In most species, the gendered propagation (i.e. the formation of fruit upon pollination) is important in connection with spreading seeds on the site itself and is the only source of dispersion over longer distances. In addition, some orchids can spread at the site by vegetative formation of underground offshoots or splitting of soil stems. This can also be done by creating more than one new tuber each year to replace the old one in tuber orchids. Vegetative propagation with the help of organs other than those underground occurs in bog adder’s mouth, which as the only Danish orchid can reproduce by breeding buds from the leaf tips.
The mechanisms that regulate population fluctuations in orchids are only known to a lesser extent. A dry versus a wet spring influences the number of flowering individuals in a population. Spring 2018 came early and was dry, and the number of early flowering orchids in many pasture sites was lower than in previous years. On the other hand, there were many flowering orchids, both in 2019 and 2020, where the spring followed a mild, wet winter.
Another significant factor for the number of orchids is human impact, both conscious and unconscious, on the habitats of the orchids.
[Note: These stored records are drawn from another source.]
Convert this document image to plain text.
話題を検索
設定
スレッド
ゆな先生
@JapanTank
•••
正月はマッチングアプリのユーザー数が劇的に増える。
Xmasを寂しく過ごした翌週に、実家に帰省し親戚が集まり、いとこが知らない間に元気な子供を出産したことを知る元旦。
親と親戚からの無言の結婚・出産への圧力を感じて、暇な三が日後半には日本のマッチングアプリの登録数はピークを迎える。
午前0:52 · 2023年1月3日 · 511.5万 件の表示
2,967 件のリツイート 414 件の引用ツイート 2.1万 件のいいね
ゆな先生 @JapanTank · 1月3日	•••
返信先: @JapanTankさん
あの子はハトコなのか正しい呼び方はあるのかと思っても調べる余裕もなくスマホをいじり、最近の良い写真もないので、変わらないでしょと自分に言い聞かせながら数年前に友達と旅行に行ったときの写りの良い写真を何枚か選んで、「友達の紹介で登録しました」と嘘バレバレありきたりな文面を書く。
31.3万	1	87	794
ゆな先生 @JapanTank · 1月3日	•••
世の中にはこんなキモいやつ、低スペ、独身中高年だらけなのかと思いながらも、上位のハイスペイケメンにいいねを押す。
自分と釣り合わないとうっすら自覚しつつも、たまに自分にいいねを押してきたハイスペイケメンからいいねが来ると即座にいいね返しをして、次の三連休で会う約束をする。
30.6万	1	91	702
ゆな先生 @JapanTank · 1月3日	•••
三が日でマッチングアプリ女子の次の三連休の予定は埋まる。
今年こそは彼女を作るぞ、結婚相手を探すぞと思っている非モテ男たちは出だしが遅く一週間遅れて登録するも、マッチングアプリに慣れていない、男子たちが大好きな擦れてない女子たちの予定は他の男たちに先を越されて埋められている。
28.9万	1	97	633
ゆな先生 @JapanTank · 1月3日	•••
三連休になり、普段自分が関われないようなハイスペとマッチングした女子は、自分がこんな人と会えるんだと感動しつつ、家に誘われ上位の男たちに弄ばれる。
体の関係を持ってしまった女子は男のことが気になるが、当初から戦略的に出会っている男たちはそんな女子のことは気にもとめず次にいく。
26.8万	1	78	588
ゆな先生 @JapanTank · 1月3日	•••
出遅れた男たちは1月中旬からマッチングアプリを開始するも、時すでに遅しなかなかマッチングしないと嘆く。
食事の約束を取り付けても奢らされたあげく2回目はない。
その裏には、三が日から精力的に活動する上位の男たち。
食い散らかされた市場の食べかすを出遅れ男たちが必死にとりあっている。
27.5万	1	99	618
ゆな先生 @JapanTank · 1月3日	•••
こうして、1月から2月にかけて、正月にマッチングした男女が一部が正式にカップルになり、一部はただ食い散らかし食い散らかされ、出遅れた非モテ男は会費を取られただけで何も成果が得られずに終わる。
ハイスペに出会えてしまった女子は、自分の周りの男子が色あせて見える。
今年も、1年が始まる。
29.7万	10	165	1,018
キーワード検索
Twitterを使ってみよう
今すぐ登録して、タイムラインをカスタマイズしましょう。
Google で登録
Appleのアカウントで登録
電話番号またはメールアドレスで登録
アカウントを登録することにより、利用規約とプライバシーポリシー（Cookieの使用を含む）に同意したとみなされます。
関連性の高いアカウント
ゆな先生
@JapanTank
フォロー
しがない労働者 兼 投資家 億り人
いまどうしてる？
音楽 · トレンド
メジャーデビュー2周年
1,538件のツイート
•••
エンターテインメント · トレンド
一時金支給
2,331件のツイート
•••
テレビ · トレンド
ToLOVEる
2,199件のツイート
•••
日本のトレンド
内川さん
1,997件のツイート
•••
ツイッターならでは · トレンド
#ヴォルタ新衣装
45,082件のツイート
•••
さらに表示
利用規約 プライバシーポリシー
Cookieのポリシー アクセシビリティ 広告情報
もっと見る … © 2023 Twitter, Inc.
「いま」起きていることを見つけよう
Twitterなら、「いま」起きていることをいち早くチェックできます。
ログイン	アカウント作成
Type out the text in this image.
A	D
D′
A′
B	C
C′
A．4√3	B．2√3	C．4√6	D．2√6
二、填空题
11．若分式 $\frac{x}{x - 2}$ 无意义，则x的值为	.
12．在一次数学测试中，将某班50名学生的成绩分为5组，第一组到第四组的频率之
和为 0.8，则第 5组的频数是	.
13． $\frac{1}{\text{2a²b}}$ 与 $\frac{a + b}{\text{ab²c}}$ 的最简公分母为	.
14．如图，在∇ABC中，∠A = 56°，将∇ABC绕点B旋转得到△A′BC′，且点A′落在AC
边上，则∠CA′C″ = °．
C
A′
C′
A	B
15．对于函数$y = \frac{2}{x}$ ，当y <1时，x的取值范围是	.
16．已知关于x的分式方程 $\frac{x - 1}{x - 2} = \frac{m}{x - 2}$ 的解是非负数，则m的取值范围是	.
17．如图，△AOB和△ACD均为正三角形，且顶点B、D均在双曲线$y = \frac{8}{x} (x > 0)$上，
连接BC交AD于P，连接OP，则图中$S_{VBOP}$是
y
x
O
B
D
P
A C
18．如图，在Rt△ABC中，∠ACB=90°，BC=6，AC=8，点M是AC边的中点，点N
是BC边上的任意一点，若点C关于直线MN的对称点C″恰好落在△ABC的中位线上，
The choice of grazing animals, their number and species, the timing of harvesting, the supply of nutrients, the degree and type of forestry and human traffic on the site all impact the composition of the rest of the vegetation and, thus, the living conditions of the orchids. At the same time, the hereditary material of each species plays a significant, but hitherto unknown, role for the individual's germination, flowering frequency, fruiting and life duration. In addition, the significance of the combination with fungi on the orchids ' life cycle is virtually unknown, disregarding studies in the laboratory re the relationships between fungi and the emergence of the orchids.